WASHINGTON—To the uninitiated, "telematics" might seem like a word uttered in a science fiction movie.
But vehicle telematics—or wireless data—is expected to be front and center in 2021 in an ongoing battle to control automotive repair information.
As vehicles become more sophisticated, so to do their abilities to seamlessly and wirelessly report information to help identify just what needs fixed.
But a battle is under way between independent repair shops and original equipment manufacturers regarding who controls that data. Without access to the information, independent shops fear they will lose business.
The emerging technology is being adopted in more and more new vehicles that eventually will need service.
Vehicles these days are equipped with a feature called an on-board diagnostic, or OBD, port that allows anyone with the proper scanner to plug in and display basic repair codes that indicate what is wrong. The new wireless data approach is much more sophisticated, but also has become a legal battleground.
Wireless data already is part of many vehicles that now hit independent repair shops, but on a limited basis. Some tire pressure monitoring systems are a good example of how wireless technology is commonplace in today's vehicles. The expectation is that vehicle data systems will continue to evolve to embrace the technology. The fear of independent repairs shops is being shut out of that data.

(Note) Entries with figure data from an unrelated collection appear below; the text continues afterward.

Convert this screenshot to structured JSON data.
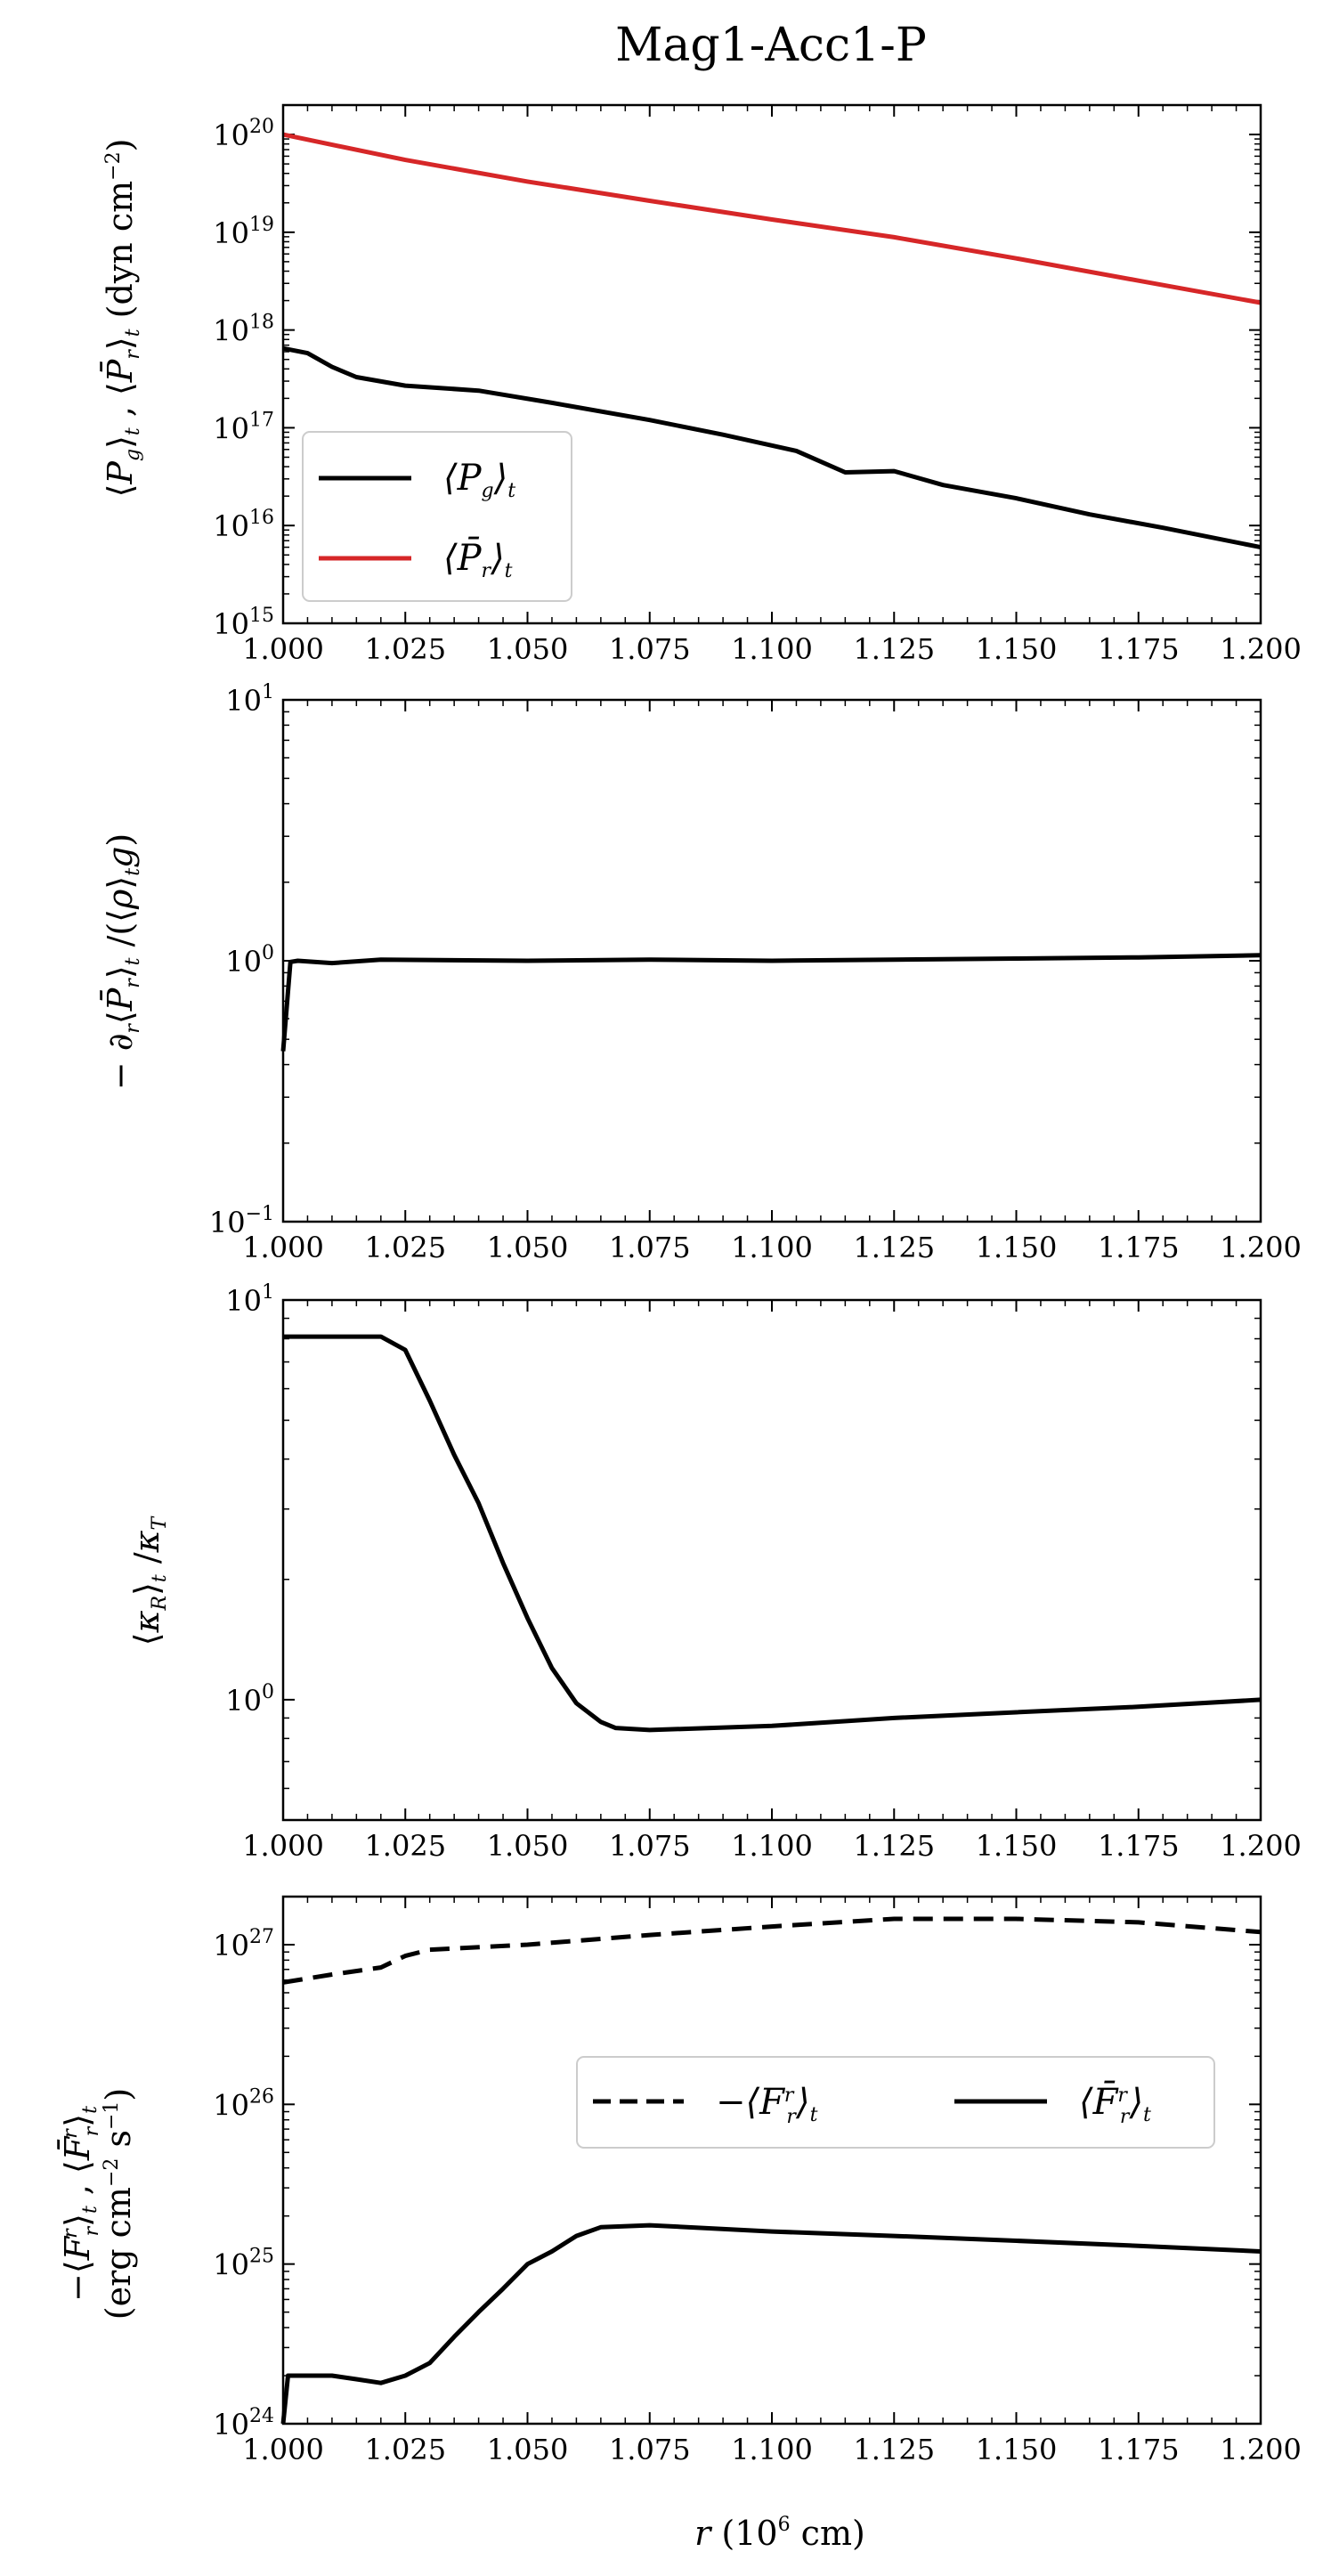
{
  "title": "Mag1-Acc1-P",
  "xlabel_main": "r",
  "xlabel_unit": " (10",
  "xlabel_exp": "6",
  "xlabel_tail": " cm)",
  "x_tick_labels": [
    "1.000",
    "1.025",
    "1.050",
    "1.075",
    "1.100",
    "1.125",
    "1.150",
    "1.175",
    "1.200"
  ],
  "colors": {
    "black": "#000000",
    "red": "#d62728"
  },
  "chart_data": [
    {
      "type": "line",
      "ylabel": "⟨P_g⟩_t , ⟨P̄_r⟩_t (dyn cm⁻²)",
      "yscale": "log",
      "xlim": [
        1.0,
        1.2
      ],
      "ylim": [
        1000000000000000.0,
        2e+20
      ],
      "y_tick_labels": [
        {
          "base": "10",
          "exp": "15",
          "value": 1000000000000000.0
        },
        {
          "base": "10",
          "exp": "16",
          "value": 1e+16
        },
        {
          "base": "10",
          "exp": "17",
          "value": 1e+17
        },
        {
          "base": "10",
          "exp": "18",
          "value": 1e+18
        },
        {
          "base": "10",
          "exp": "19",
          "value": 1e+19
        },
        {
          "base": "10",
          "exp": "20",
          "value": 1e+20
        }
      ],
      "legend": {
        "position": "lower-left",
        "entries": [
          "⟨P_g⟩_t",
          "⟨P̄_r⟩_t"
        ]
      },
      "series": [
        {
          "name": "⟨P_g⟩_t",
          "color": "#000000",
          "style": "solid",
          "x": [
            1.0,
            1.005,
            1.01,
            1.015,
            1.025,
            1.04,
            1.055,
            1.075,
            1.09,
            1.105,
            1.115,
            1.125,
            1.135,
            1.15,
            1.165,
            1.18,
            1.2
          ],
          "y": [
            6.5e+17,
            5.8e+17,
            4.2e+17,
            3.3e+17,
            2.7e+17,
            2.4e+17,
            1.8e+17,
            1.2e+17,
            8.5e+16,
            5.8e+16,
            3.5e+16,
            3.6e+16,
            2.6e+16,
            1.9e+16,
            1.3e+16,
            9500000000000000.0,
            6000000000000000.0
          ]
        },
        {
          "name": "⟨P̄_r⟩_t",
          "color": "#d62728",
          "style": "solid",
          "x": [
            1.0,
            1.025,
            1.05,
            1.075,
            1.1,
            1.125,
            1.15,
            1.175,
            1.2
          ],
          "y": [
            1e+20,
            5.5e+19,
            3.3e+19,
            2.1e+19,
            1.35e+19,
            8.9e+18,
            5.4e+18,
            3.2e+18,
            1.9e+18
          ]
        }
      ]
    },
    {
      "type": "line",
      "ylabel": "−∂_r⟨P̄_r⟩_t /(⟨ρ⟩_t g)",
      "yscale": "log",
      "xlim": [
        1.0,
        1.2
      ],
      "ylim": [
        0.1,
        10
      ],
      "y_tick_labels": [
        {
          "base": "10",
          "exp": "−1",
          "value": 0.1
        },
        {
          "base": "10",
          "exp": "0",
          "value": 1
        },
        {
          "base": "10",
          "exp": "1",
          "value": 10
        }
      ],
      "series": [
        {
          "color": "#000000",
          "style": "solid",
          "x": [
            1.0,
            1.0015,
            1.003,
            1.01,
            1.02,
            1.05,
            1.075,
            1.1,
            1.125,
            1.15,
            1.175,
            1.2
          ],
          "y": [
            0.45,
            0.99,
            1.0,
            0.98,
            1.01,
            1.0,
            1.01,
            1.0,
            1.01,
            1.02,
            1.03,
            1.05
          ]
        }
      ]
    },
    {
      "type": "line",
      "ylabel": "⟨κ_R⟩_t /κ_T",
      "yscale": "log",
      "xlim": [
        1.0,
        1.2
      ],
      "ylim": [
        0.5,
        10
      ],
      "y_tick_labels": [
        {
          "base": "10",
          "exp": "0",
          "value": 1
        },
        {
          "base": "10",
          "exp": "1",
          "value": 10
        }
      ],
      "series": [
        {
          "color": "#000000",
          "style": "solid",
          "x": [
            1.0,
            1.02,
            1.025,
            1.03,
            1.035,
            1.04,
            1.045,
            1.05,
            1.055,
            1.06,
            1.065,
            1.068,
            1.075,
            1.1,
            1.125,
            1.15,
            1.175,
            1.2
          ],
          "y": [
            8.1,
            8.1,
            7.5,
            5.6,
            4.1,
            3.1,
            2.2,
            1.6,
            1.2,
            0.98,
            0.88,
            0.85,
            0.84,
            0.86,
            0.9,
            0.93,
            0.96,
            1.0
          ]
        }
      ]
    },
    {
      "type": "line",
      "ylabel_line1": "−⟨F_r^r⟩_t , ⟨F̄_r^r⟩_t",
      "ylabel_line2": "(erg cm⁻² s⁻¹)",
      "yscale": "log",
      "xlim": [
        1.0,
        1.2
      ],
      "ylim": [
        1e+24,
        2e+27
      ],
      "y_tick_labels": [
        {
          "base": "10",
          "exp": "24",
          "value": 1e+24
        },
        {
          "base": "10",
          "exp": "25",
          "value": 1e+25
        },
        {
          "base": "10",
          "exp": "26",
          "value": 1e+26
        },
        {
          "base": "10",
          "exp": "27",
          "value": 1e+27
        }
      ],
      "legend": {
        "position": "center-right",
        "entries": [
          "−⟨F_r^r⟩_t",
          "⟨F̄_r^r⟩_t"
        ]
      },
      "series": [
        {
          "name": "−⟨F_r^r⟩_t",
          "color": "#000000",
          "style": "dashed",
          "x": [
            1.0,
            1.01,
            1.02,
            1.025,
            1.03,
            1.05,
            1.075,
            1.1,
            1.125,
            1.15,
            1.175,
            1.2
          ],
          "y": [
            5.8e+26,
            6.5e+26,
            7.2e+26,
            8.5e+26,
            9.3e+26,
            1e+27,
            1.15e+27,
            1.3e+27,
            1.45e+27,
            1.45e+27,
            1.38e+27,
            1.2e+27
          ]
        },
        {
          "name": "⟨F̄_r^r⟩_t",
          "color": "#000000",
          "style": "solid",
          "x": [
            1.0,
            1.001,
            1.01,
            1.015,
            1.02,
            1.025,
            1.03,
            1.035,
            1.04,
            1.045,
            1.05,
            1.055,
            1.06,
            1.065,
            1.075,
            1.1,
            1.125,
            1.15,
            1.175,
            1.2
          ],
          "y": [
            1e+24,
            2e+24,
            2e+24,
            1.9e+24,
            1.8e+24,
            2e+24,
            2.4e+24,
            3.5e+24,
            5e+24,
            7e+24,
            1e+25,
            1.2e+25,
            1.5e+25,
            1.7e+25,
            1.75e+25,
            1.6e+25,
            1.5e+25,
            1.4e+25,
            1.3e+25,
            1.2e+25
          ]
        }
      ]
    }
  ]
}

Robert Redding, Washington representative for the Automotive Service Association, expects the topic to be dominant in 2021. The ASA represents independent repair shops.
"The big item, which has sucked the air out of the room, is vehicle data access," Redding said.
Vehicle data has been discussed frequently on Capitol Hill over time, but in more of a tangential matter as it relates to other issues such as rules regarding autonomous vehicles and privacy, for example.
But a win for the independent dealers during the November election in Massachusetts will certainly heat up the issue across the country.
Massachusetts voters overwhelmingly approved a ballot question that puts access to vehicle data with vehicle owners instead of vehicle manufacturers. This measure will allow car owners to direct where they want to send their vehicles for repair so it's viewed as a huge battle on both sides.
So much so that both sides spent tens of millions of dollars trying to influence Massachusetts voters before the election.
And now that the measure has passed, the Alliance of Automotive Innovators, a group that represents virtually all U.S. vehicle manufacturers, already has filed action in federal court to blunt the results. Where that effort goes remains to be seen.
The alliance claims auto makers could face "impossible compliance obstacles" and the new law "makes personal driving data available to third parties with no safeguards to protect core vehicle functions and consumers' private information or physical safety," reported Automotive News, a sister publication of Rubber & Plastics News. The alliance alleges auto makers face "impossible compliance obstacles" and the move is both unconstitutional and conflicts with federal law.
The new "right-to-repair" law requires vehicle makers to share the information beginning with the 2022 model year. And that's not far away as 2022 models will start showing up next year.
The Auto Care Association has been on the front lines in pushing for passage of the new Massachusetts measure. The hope is that adoption in one state will lead to a national agreement, or legislation, that would extend vehicle data access to consumers around the country, ACA has said.
This was the case previously when auto makers agreed to share vehicle repair information with independent shops. But those past efforts did not specifically cover wireless data, which will only become more commonplace in the years ahead.
"The independent repairers, we repair cars. We don't make parts, we don't import parts, we don't plan on manufacturing parts. But we need access to vehicle data for the more technologically sophisticated vehicles in the future and we need to have a path to get there," Redding said.
Both sides spent millions on the ballot issue, and Aaron Lowe, senior vice president of regulatory and government affairs for the ACA, knows the fight is not over.
"We're in for probably a good fight," he said. "But I feel really good about our position."
Lowe estimated opponents of the measure spent about $25 million while supporters spent about $20 million to influence the vote, which ended up being 75-25 in favor of the measure. "We not just won, but kicked their butt," Lowe said.
"We saw the access to direct data becoming a huge issue in the future. The onboard diagnostic systems that we depend on to repair your cars are really being locked down. Some day, in the not do distant future, the OBD port may disappear entirely and all the data will be available wirelessly," he said.
"So we fought this battle to make sure our industry not only now can repair cars, but in the not-too-distant future," Lowe said.